We visited rooms; distributed cards made by so many of you and told them about you; and your messages of love, solidarity and support. They received it and kept telling us to tell you that from their hospital beds of healing; they want and need us to heal also from our wounds of fear and transform them into a determination to be whole.

And finally, to an explosive painful meeting with Israeli Arabs in a coexistence group. On one hand, they said what we’ve never heard: They categorically condemned the attacks of October 7th. They said the attacks were utterly barbaric. And …. but, began with the talking points of a fantasy that it will all get better if just …. and there is not enough room here to make the list. On one hand, it was a meeting of generosity; of actual dialogue …. when every one of us knows that ultimately there can’t only be a military solution, there will have to be a political one. The dialogue of difference was a start, but some of the ideas were frankly replete with fantasy; that unless it becomes a practical reality, the maze of complexity will bear no light. We and they became angry. And we calmed. We became angry and then calmed. It was never violent anger, but the feeling of the incendiary was palpable. And then as we are leaving and we are telling people we need to get on the bus, I look and to my surreal surprise, there is a line of our folk, who just angry moments before, waiting to offer an embrace; that maybe just maybe these talks of despair may one day transform to those of peace.

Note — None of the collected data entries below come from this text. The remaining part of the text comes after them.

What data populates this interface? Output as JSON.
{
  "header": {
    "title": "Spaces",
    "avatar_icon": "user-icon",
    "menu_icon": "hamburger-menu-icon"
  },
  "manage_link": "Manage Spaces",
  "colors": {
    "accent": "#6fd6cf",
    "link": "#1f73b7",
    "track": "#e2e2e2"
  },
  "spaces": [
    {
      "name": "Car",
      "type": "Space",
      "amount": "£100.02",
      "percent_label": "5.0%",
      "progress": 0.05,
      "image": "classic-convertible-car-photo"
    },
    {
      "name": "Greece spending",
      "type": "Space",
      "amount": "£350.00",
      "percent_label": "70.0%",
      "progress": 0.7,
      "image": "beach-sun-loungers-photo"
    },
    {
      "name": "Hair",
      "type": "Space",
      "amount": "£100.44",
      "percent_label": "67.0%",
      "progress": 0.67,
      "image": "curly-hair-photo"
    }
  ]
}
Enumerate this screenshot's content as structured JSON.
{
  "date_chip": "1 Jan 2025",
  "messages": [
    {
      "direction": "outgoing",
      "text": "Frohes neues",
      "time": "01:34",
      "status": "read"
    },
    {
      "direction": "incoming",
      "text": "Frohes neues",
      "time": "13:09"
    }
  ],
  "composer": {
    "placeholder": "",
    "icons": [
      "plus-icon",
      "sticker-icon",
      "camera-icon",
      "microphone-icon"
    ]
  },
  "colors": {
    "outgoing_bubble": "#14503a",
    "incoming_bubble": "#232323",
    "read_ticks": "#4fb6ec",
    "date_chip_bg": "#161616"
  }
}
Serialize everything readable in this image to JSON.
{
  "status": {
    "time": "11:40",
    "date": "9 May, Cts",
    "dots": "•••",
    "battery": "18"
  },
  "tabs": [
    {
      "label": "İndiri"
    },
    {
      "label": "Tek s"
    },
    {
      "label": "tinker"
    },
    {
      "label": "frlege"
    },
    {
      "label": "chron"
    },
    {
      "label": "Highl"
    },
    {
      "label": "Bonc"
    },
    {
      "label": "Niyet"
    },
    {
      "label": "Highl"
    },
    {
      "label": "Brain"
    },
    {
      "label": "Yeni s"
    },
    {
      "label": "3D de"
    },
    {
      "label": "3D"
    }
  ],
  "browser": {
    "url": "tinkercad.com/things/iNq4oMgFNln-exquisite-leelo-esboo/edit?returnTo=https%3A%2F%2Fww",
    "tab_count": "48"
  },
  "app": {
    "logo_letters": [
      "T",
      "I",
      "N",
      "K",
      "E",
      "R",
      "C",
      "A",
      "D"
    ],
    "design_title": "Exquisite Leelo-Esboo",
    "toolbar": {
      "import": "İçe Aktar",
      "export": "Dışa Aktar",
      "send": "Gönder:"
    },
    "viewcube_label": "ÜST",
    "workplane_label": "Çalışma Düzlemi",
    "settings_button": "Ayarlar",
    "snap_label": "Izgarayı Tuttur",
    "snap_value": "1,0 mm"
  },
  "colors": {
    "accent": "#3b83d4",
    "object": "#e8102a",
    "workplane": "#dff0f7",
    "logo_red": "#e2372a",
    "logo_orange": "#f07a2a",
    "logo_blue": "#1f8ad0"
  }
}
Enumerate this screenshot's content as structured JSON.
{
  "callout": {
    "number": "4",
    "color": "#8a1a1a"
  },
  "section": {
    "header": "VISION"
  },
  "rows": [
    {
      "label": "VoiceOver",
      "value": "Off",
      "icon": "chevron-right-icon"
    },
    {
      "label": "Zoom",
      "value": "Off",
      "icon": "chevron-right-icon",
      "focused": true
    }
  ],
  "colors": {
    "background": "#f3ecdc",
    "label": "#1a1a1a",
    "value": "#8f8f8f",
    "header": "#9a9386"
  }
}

It’s too cloudy in the skies of Israel right now; and so it’s too cloudy for me to reflect on there being a possibility right now. And I am an optimist. But the blood filling the fields right now makes it hard for me to see light.

We ended with a 90-minute session of song and reflection back at the hotel. For many reasons about which we will all illuminate, every single person in the group shed tears of a combination of hope, catharsis, gratitude to be here and a bond created that made us feel like, well what we are … family. We concluded by doing only what we could. We sang Hatikvah … with its name seared on and soaring from our hearts …. HOPE …. and a sense that it is incumbent upon us to choose life!